Unſere Raben haben in Oſtindien viele Verwandte, kein einziger von allen aber vertritt die geſammte Familie ſo vollſtändig, wie die Glanzkrähe der Jndier (Anomalocorax splendens). Sie iſt zum Vertreter einer eigenen Sippe erhoben worden, weil ihre Flügel ſo kurz ſind, daß ſie das Ende des langen Schwanzes nicht erreichen. Jn der Größe kommt ſie ungefähr unſerer Dohle gleich; die Länge beträgt nach Jerdon 15 bis 18 Zoll, wovon der Schwanz 7 Zoll mißt; die Fittiglänge wird zu 11 Zoll angegeben. Jn der Färbung hat die Glanzkrähe entfernte Aehnlichkeit mit unſerer Dohle. Der Vorderkopf und die Wangen ſind glänzend ſchwarz, der Hinterkopf, Nacken und Hinterhals lebhaft aſchfarben, der Rücken, die Schwingen und der Schwanz ſchwarz mit reichem Purpur- oder Stahl- glanze; das Kinn, die Bruſt und zum Theil auch die Halsſeiten ſind ſtahlglänzendſchwarz; die Bruſt iſt dunkel aſchfarben, die Mitte des Bauches düſterſchwarz, nur leicht ſtahlblau überflogen.

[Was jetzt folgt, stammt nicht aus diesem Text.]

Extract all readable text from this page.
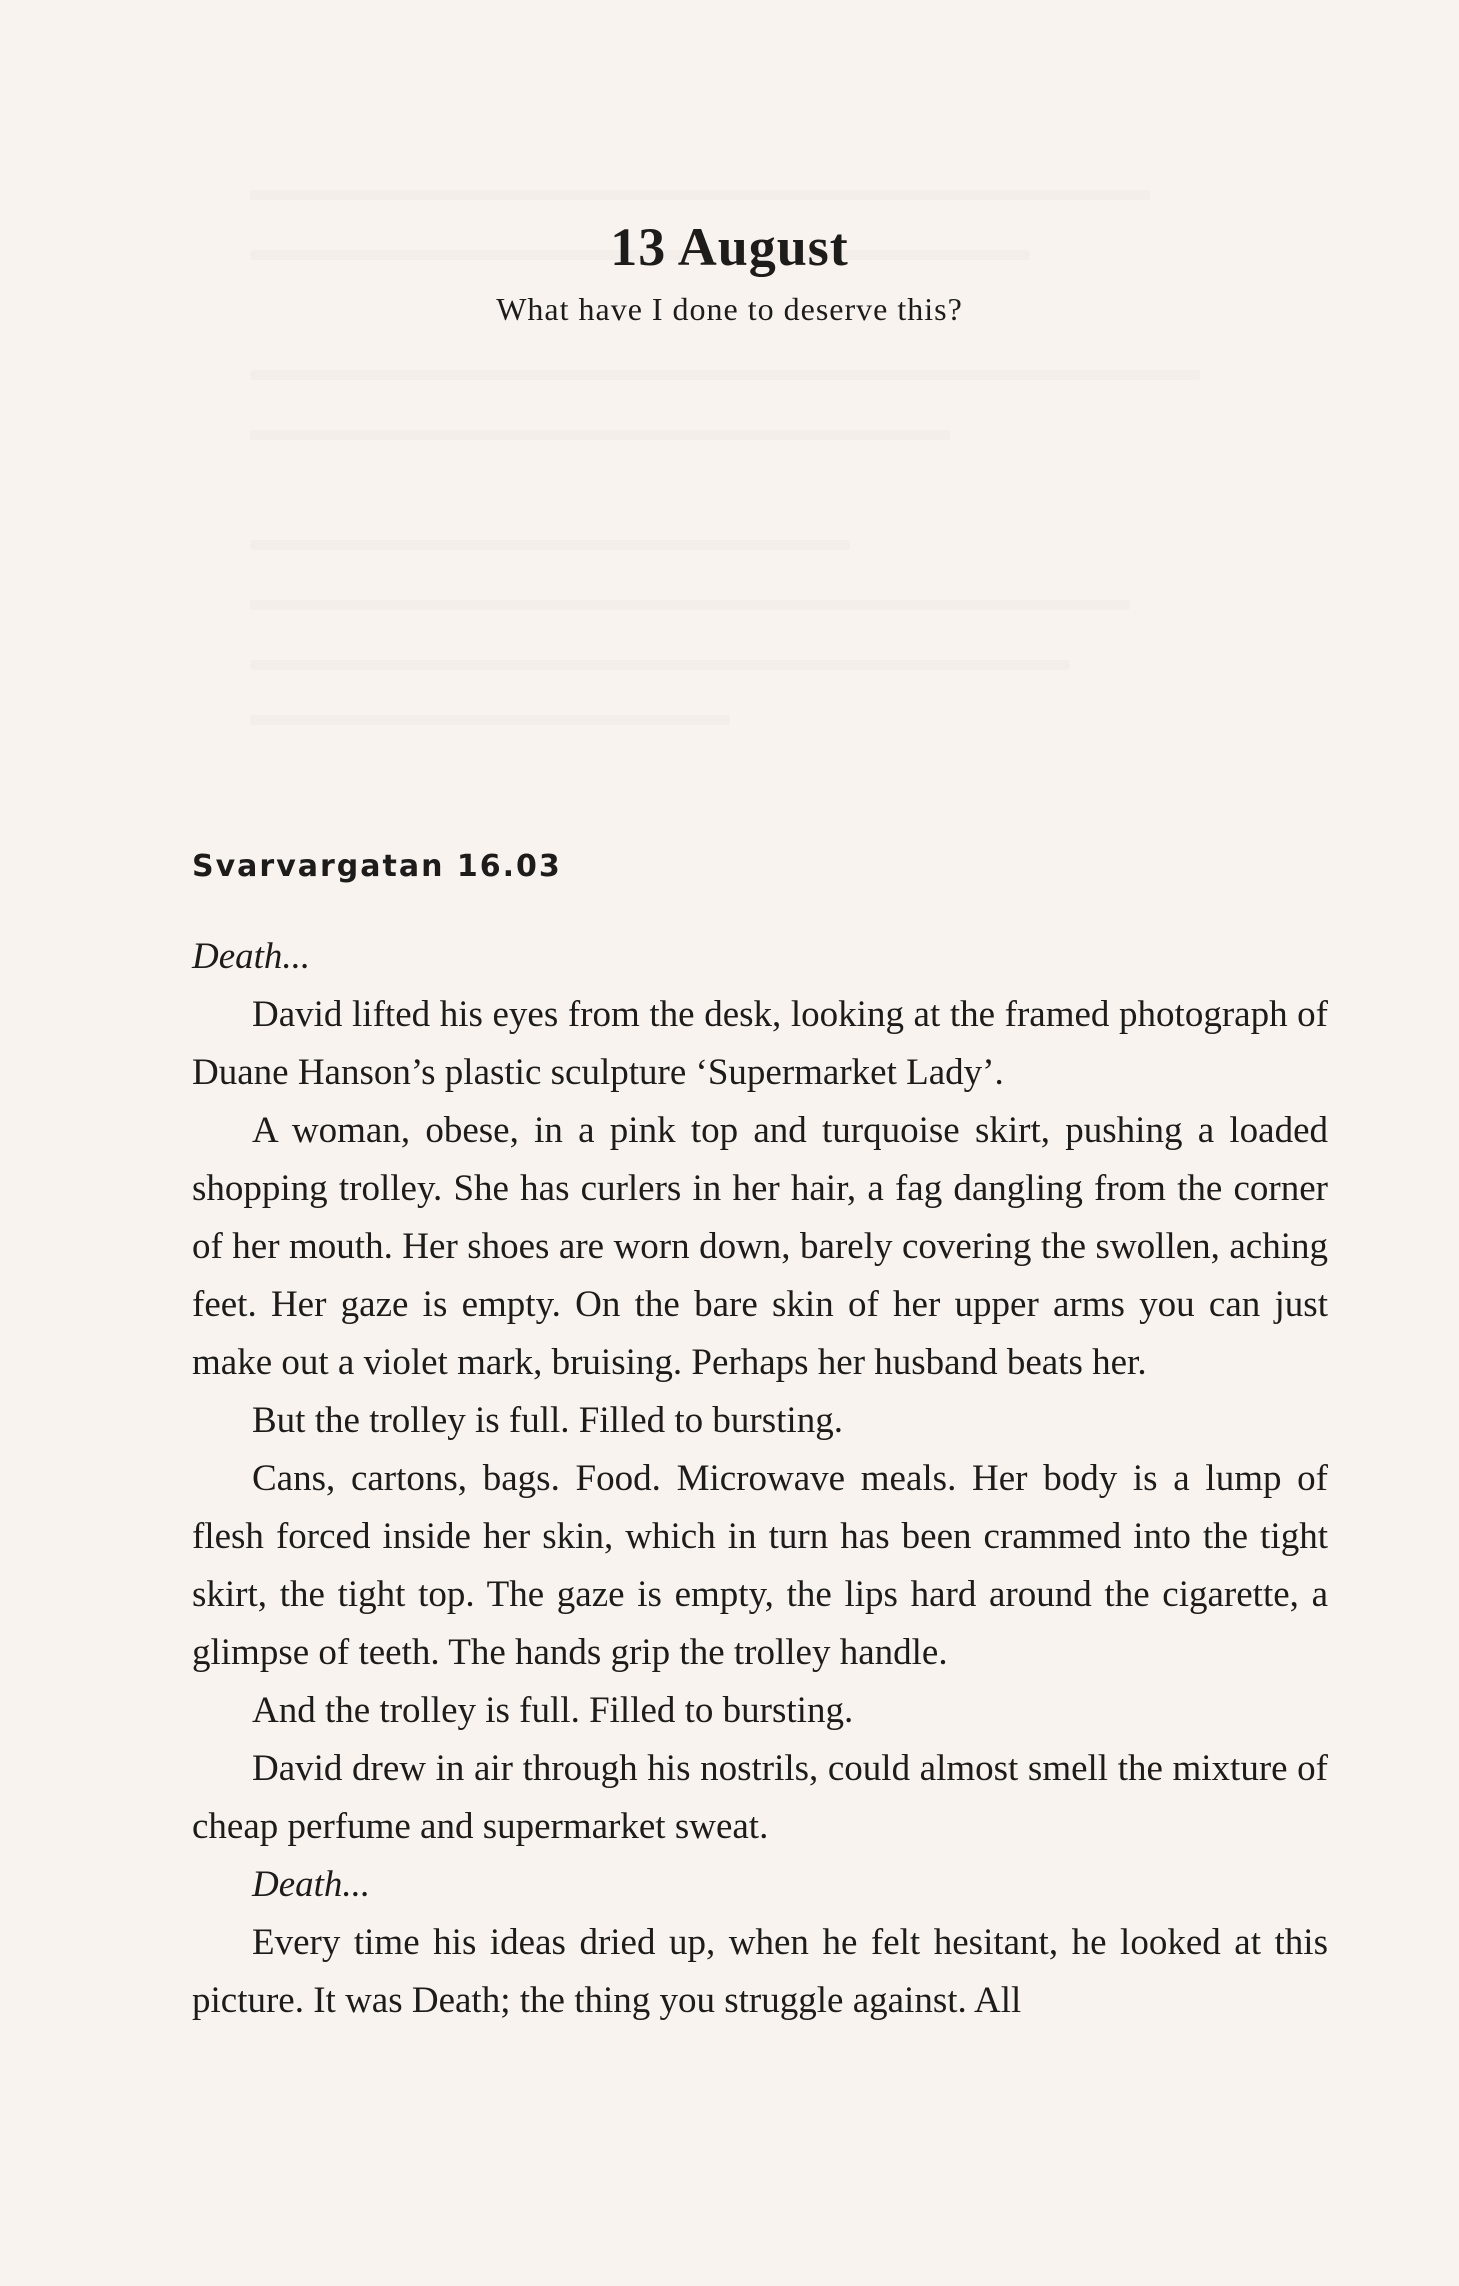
13 August
What have I done to deserve this?
Svarvargatan 16.03

Death...

David lifted his eyes from the desk, looking at the framed photograph of Duane Hanson’s plastic sculpture ‘Supermarket Lady’.

A woman, obese, in a pink top and turquoise skirt, pushing a loaded shopping trolley. She has curlers in her hair, a fag dangling from the corner of her mouth. Her shoes are worn down, barely covering the swollen, aching feet. Her gaze is empty. On the bare skin of her upper arms you can just make out a violet mark, bruising. Perhaps her husband beats her.

But the trolley is full. Filled to bursting.

Cans, cartons, bags. Food. Microwave meals. Her body is a lump of flesh forced inside her skin, which in turn has been crammed into the tight skirt, the tight top. The gaze is empty, the lips hard around the cigarette, a glimpse of teeth. The hands grip the trolley handle.

And the trolley is full. Filled to bursting.

David drew in air through his nostrils, could almost smell the mixture of cheap perfume and supermarket sweat.

Death...

Every time his ideas dried up, when he felt hesitant, he looked at this picture. It was Death; the thing you struggle against. All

Jerdon bedauert, daß dieſem Vogel ein ſo unpaſſender Artname gegeben worden ſei, wahrſchein- lich weil er meint, daß man einen viel entſprechenderen habe finden können; denn eigentlich iſt der Name Glanzkrähe nicht zu verwerfen. Der Vogel iſt einer der gewöhnlichſten und beſtbekannteſten Jndiens, welcher vom Himalaya an bis Ceylon und nach Oſten bis Aſſam in jedem Dorfe, in jeder Stadt ſich findet, den Menſchen dreiſt ſich aufdrängt und dabei Eigenſchaften zu deſſen Kunde bringt, welche für ſeine Benennung vielleicht bezeichnender wären.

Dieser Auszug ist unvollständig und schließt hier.